Para quien desee conocer acerca de Trejos, he tenido la fortuna de coordinar dos dossiers dedicados a él: «Para recordar al Dr. Alfonso Trejos» (Esta Semana, 21-IV-89) y «En el centenario del Dr. Alfonso Trejos Willis» (La Revista, 3-XI-2021). En ambos tuve la colaboración de Chema, con los artículos «Semblanza del Dr. Alfonso Trejos Willis» y «El aporte del Dr. Trejos Willis a la investigación científica» en el primero de ellos, y «Alfonso Trejos Willis y el desarrollo de las ciencias biomédicas en Costa Rica» en el segundo. Debo decir que, a pesar de la distancia física, pues nunca he laborado en la UCR, sino primero en la UNA y después en el Centro Agronómico Tropical de Investigación y Enseñanza (CATIE), hurgar en la vida y la obra de Clorito y don Alfonso ha sido un motivo de reencuentro con Chema a lo largo de los años.

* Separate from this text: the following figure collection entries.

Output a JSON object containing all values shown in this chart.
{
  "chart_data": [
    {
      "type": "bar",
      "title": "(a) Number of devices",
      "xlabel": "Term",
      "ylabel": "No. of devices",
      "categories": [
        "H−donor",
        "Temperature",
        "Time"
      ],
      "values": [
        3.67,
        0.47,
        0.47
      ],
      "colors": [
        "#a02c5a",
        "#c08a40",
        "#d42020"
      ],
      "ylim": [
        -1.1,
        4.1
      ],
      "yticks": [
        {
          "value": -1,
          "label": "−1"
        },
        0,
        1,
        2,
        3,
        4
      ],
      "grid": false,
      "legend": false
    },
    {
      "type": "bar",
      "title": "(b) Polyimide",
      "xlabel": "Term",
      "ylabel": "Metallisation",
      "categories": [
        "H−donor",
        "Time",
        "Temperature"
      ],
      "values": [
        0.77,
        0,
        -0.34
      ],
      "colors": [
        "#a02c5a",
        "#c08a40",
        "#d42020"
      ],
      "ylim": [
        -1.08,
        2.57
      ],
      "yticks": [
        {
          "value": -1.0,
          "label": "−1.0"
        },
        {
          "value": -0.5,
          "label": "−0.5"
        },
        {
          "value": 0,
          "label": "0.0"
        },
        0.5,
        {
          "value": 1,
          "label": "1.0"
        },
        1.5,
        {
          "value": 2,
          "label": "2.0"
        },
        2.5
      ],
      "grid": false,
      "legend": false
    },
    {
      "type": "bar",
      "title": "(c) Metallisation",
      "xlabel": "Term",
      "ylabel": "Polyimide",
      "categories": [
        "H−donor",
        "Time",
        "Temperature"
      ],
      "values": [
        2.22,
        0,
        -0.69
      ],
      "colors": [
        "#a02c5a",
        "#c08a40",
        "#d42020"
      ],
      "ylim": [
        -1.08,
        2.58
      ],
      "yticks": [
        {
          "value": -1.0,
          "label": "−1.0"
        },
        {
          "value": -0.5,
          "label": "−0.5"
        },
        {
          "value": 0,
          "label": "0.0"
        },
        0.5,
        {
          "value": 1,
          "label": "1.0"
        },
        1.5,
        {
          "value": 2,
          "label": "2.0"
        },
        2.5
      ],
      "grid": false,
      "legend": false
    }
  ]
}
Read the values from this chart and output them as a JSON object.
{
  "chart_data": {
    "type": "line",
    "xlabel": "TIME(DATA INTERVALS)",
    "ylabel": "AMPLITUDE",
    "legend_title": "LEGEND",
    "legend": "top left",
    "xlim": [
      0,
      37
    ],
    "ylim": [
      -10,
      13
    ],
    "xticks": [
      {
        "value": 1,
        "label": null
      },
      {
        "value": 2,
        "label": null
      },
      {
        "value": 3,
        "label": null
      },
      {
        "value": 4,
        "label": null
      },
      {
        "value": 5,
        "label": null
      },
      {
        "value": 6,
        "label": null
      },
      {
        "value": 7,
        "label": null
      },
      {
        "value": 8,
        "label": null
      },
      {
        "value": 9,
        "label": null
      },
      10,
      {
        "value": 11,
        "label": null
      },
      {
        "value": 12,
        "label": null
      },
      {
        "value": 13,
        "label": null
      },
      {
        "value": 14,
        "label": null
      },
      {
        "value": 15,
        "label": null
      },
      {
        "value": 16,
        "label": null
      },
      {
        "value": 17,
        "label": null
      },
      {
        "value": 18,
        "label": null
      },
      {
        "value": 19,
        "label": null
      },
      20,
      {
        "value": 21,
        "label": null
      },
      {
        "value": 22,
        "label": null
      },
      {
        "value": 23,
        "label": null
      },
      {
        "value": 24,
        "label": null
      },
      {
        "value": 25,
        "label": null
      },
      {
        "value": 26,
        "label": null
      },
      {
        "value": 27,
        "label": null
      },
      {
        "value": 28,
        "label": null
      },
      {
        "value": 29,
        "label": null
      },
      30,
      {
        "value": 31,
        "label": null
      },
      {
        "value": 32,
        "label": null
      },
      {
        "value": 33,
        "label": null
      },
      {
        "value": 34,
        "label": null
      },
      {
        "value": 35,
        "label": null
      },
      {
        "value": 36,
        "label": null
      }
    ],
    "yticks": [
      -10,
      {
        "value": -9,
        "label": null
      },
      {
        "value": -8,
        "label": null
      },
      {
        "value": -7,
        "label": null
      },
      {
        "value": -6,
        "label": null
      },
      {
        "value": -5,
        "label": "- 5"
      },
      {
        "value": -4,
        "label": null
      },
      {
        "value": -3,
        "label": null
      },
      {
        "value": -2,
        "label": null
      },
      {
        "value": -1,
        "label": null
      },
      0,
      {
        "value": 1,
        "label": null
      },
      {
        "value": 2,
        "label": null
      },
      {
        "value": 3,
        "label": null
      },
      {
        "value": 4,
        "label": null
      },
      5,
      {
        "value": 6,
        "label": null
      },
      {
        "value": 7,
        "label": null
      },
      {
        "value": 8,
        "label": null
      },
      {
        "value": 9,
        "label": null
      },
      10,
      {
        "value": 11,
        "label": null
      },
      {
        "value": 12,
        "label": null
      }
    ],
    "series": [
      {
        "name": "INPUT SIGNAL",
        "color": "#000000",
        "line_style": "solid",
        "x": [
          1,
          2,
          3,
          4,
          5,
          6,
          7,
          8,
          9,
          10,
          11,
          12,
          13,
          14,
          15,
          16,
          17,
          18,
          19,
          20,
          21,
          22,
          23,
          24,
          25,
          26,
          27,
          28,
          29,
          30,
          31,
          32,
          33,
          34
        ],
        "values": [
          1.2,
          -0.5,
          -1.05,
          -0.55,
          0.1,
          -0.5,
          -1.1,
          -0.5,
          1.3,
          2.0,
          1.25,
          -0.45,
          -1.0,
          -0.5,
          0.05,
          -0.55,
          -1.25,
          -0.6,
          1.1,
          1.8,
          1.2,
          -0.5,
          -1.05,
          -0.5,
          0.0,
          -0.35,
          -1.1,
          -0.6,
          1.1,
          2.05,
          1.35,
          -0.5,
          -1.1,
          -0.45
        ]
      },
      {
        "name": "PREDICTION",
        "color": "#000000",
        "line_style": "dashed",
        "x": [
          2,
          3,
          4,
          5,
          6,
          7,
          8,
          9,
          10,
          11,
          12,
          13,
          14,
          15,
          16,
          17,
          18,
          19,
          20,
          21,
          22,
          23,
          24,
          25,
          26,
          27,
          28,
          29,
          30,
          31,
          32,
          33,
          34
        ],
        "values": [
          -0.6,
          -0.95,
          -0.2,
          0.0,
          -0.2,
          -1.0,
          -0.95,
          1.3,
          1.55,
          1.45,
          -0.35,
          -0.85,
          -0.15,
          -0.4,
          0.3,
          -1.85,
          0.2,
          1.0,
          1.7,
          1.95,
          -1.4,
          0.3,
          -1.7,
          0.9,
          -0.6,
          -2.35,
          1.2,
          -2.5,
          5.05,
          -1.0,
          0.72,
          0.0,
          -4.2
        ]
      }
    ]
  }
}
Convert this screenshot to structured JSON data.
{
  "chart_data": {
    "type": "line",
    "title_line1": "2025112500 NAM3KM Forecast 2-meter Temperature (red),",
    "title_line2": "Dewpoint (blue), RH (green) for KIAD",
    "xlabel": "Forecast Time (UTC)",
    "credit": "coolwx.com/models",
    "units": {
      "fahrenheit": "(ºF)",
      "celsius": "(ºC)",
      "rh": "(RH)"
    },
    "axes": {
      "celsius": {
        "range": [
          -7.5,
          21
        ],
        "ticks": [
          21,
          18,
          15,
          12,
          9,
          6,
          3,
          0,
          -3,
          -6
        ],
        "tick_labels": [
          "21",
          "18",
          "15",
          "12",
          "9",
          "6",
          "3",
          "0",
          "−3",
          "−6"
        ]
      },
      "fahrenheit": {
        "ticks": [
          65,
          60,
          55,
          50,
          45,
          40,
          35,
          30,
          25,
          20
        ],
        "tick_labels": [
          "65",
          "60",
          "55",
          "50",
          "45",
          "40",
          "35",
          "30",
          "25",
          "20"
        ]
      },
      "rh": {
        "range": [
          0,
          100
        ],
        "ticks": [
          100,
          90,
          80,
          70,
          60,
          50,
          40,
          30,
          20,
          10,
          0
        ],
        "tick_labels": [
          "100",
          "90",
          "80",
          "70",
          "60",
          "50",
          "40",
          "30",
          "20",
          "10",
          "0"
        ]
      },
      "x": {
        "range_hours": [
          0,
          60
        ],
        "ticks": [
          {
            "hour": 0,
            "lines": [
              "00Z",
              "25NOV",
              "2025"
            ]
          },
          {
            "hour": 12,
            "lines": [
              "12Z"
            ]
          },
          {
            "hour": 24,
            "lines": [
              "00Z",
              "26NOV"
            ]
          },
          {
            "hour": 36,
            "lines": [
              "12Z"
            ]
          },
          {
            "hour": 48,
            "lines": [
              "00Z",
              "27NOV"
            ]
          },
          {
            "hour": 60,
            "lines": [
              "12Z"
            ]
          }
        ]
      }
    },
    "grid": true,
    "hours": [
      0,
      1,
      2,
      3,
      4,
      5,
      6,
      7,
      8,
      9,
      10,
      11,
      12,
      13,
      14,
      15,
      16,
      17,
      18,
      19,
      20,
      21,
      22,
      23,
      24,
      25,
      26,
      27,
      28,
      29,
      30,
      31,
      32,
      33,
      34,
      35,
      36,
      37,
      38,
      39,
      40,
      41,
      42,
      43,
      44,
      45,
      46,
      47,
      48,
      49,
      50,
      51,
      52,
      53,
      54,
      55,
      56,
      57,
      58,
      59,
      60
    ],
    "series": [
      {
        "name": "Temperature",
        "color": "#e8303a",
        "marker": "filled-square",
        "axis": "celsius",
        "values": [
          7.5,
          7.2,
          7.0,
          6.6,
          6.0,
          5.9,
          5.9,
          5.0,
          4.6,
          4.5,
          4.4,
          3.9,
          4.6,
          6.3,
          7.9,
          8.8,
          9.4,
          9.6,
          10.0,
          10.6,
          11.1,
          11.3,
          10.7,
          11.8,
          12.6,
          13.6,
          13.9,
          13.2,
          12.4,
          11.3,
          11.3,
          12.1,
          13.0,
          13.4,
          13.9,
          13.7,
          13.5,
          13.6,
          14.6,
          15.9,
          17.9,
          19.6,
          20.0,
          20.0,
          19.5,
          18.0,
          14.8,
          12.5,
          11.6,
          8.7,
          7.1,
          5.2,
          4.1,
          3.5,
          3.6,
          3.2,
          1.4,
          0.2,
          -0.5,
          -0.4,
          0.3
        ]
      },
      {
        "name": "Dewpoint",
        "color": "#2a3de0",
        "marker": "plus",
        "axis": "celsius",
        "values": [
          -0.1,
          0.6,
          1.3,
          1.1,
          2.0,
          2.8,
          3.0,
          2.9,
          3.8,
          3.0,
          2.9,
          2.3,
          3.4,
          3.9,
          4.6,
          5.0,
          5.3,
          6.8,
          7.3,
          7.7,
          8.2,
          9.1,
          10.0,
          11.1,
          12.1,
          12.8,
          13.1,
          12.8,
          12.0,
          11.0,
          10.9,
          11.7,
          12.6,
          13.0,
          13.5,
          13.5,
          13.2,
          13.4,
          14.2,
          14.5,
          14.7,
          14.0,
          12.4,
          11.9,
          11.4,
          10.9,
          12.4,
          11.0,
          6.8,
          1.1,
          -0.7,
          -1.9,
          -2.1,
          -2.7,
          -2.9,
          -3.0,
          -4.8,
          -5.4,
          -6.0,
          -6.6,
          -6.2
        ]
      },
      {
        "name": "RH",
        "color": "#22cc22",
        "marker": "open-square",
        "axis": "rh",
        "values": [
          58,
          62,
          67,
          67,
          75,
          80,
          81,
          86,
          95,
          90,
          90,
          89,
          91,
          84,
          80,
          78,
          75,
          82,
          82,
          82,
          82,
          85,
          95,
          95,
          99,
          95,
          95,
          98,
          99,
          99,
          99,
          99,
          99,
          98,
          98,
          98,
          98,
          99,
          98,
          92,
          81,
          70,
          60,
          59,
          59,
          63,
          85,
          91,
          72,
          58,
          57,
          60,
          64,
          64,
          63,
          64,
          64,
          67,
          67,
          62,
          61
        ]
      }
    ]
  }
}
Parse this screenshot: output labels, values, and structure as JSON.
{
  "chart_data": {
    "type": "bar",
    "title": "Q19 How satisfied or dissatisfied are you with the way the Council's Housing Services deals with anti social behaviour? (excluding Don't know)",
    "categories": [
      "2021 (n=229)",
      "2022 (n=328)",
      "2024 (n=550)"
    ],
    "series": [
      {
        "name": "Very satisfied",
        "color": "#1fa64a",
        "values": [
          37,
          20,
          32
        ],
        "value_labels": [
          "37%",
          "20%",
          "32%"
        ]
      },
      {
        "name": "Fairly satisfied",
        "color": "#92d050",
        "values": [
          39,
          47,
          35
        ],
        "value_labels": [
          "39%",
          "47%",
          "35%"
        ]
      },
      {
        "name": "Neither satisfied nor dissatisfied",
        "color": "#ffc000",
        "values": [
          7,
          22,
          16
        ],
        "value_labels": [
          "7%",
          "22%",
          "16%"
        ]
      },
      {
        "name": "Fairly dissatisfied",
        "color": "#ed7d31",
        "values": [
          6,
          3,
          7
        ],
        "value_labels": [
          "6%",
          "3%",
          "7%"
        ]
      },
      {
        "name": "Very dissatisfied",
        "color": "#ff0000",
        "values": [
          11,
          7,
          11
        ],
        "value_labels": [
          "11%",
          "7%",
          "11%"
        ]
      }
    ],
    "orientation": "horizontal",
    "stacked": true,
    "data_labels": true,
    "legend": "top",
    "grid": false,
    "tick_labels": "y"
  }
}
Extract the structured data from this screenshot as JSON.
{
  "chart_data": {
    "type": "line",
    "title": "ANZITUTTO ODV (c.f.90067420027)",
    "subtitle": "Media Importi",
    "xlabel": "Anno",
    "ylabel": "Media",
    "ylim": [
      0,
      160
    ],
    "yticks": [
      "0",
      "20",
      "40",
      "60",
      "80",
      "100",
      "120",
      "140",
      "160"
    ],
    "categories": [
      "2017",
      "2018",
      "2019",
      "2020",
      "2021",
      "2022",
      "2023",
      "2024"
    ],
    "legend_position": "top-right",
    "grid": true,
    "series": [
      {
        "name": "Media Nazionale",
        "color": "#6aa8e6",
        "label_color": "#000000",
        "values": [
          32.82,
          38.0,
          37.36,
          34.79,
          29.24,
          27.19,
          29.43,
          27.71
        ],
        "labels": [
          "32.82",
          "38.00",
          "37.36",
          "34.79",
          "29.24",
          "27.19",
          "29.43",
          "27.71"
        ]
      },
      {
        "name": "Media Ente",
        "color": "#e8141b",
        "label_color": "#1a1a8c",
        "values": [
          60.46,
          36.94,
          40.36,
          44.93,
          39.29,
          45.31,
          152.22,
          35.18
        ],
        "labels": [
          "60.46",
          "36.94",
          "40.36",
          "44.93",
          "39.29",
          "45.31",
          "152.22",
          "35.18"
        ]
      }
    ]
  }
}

En realidad, a su manera, Chema es el heredero, a la vez que el promotor, de una inveterada tradición científica en el campo de la salud pública, con ciencia de alto calibre, pero también con sentido social, iniciada en 1914 por Clorito —acerca de quien Chema ha escrito también de manera abundante y esclarecedora— y prolongada por Trejos Willis, mentor de Chema. Es decir, como en una carrera de relevos, Chema es el portador de una estafeta de gran significado humano y patriótico, al hacer ciencia de relieve mundial, pero con aplicaciones a la realidad particular de Costa Rica y de otros países del «tercer mundo», porque las labores del Instituto Clodomiro Picado en cuanto a salvar vidas humanas, sobre todo en zonas rurales, sobrepasaron nuestras fronteras desde hace muchos años.
Ahora bien, al igual que sus dos predecesores, Chema no se ha encerrado y aislado en su laboratorio. De ninguna manera. Porque, además de las actividades de acción social que realiza el Instituto Clodomiro Picado —que él dirigió por varios años— para prevenir envenenamientos, o para contrarrestarlos con los sueros antiofídicos que producen, él se ha proyectado con escritos acerca del quehacer y la relación del científico con el mundo en que está inmerso. De ello dan fe varios artículos periodísticos, y especialmente Reflexiones desde la academia. Universidad, ciencia y sociedad (2021), un reciente libro de ensayos en el que con excelente pluma y sobrada lucidez Chema nos alerta sobre las visiones, desafíos, riesgos y avatares de las universidades públicas —hoy víctimas de la miopía de los gobernantes de turno— como entidades ideales para que, con libertad plena y sin apremios financieros, florezca el conocimiento a través de la investigación y el diálogo académico, así como en relación con las necesidades más sentidas de nuestro pueblo.
Pienso que fue todo esto lo que el jurado del Magón valoró, aunque tal vez sin percatarse de que, al conceder el galardón a Chema, en realidad se honra una trayectoria que data de más de un siglo, vale decir, un tenue pero firme hilo conductor que enlaza a Clorito, don Alfonso y Chema, y que, por original, fecundo y prolongado, quizás sea único en América Latina.